The UK Government has urged technology companies to simplify their data management policies for consumers, amid the data thunderstorm Facebook has been hit with.
In the wake of Facebook’s whirlwind weekend of controversies over personal data use, the UK Government has stepped up to ensure other social media giants such as Twitter and Google rework their data management policies for consumers.
The Government’s aim is to ensure that users are better protected, as well as educating tech firms around better data management and what data is being shared with others. UK Digital, Culture and Media secretary Matt Hancock told Sunday Times that major digital companies were failing to provide clear and concise terms and conditions to users for how personal data is used. Hancock said his goal is to get the information onto a single page.
“People are bewildered by pages of unwieldy terms and conditions. I want these boiled right down so people can see in one glance what they’re signing up to,” Hancock said. “I want the big platforms to answer questions and demonstrate they are willing to change.”
Hancock’s meeting will coincide with the UK Parliament’s plan of implementing a data protection law, which will allow the government to impose heavy fines on tech companies that mishandle their customers’ data.
The recent incident with Cambridge Analytica (CA) has prompted the data policy rework on social media companies, after 50 million Facebook users had their data shared to third party organisations as part of CA’s work for President Donald Trumps’ campaign.
The UK Government is not the only body urging more to be done following the data oversight from Facebook, as Apple and IBM chiefs make a stand as well. Executives from both organisations have called for more to be done regarding how data is used, suggesting a newly crafted regulation is needed to ensure the safety of users’ data.

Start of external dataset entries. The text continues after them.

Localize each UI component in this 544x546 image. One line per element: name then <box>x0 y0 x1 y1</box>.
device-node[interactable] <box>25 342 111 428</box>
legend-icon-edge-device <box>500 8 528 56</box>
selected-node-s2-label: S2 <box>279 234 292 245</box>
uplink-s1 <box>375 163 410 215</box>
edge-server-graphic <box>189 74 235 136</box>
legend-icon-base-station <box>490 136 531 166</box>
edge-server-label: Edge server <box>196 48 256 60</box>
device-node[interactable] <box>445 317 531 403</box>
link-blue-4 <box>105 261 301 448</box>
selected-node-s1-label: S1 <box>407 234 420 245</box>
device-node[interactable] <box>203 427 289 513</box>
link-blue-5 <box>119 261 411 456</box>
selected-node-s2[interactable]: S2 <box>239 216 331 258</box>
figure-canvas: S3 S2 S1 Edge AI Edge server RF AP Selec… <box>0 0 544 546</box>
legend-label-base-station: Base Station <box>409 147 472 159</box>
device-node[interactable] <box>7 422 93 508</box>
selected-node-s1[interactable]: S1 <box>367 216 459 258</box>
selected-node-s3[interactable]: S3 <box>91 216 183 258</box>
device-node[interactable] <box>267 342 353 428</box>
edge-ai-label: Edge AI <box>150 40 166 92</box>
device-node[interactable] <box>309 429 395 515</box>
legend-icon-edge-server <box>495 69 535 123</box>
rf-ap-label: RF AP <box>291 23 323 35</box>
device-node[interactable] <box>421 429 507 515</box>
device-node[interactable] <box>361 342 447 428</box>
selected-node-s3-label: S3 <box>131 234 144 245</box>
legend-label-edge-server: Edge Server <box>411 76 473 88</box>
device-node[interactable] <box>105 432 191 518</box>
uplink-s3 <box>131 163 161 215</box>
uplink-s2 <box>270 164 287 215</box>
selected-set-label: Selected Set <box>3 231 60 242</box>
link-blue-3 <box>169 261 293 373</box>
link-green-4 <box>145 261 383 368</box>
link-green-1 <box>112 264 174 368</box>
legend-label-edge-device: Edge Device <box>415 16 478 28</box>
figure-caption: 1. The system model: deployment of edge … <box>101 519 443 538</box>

“I’m personally not a big fan of regulation because sometimes regulation can have unexpected consequences to it, however I think this certain situation is so dire, and has become so large, that probably some well-crafted regulation is necessary,” Tim Cook, Apple CEO, said at a China Development Forum in Beijing.
Facebook’s data breach has sparked much debate over how data is handled and the responsibility large social media and technology firms have over properly using data, including informing owners. The implementation of GDPR aims to improve this, by having an ‘opt in and out policy’ for individuals enabling them to decide what is done with their data.
The Information Commissioner’s Office (ICO), the UK privacy watchdog, conducted a seven-hour search of Cambridge Analytica’s London offices as part of a larger investigation into the alleged use of personal data and analytics by political campaigns, social media companies and other businesses.
In a statement, the ICO said: “We will now need to assess and consider the evidence before deciding the next steps and coming to any conclusions.”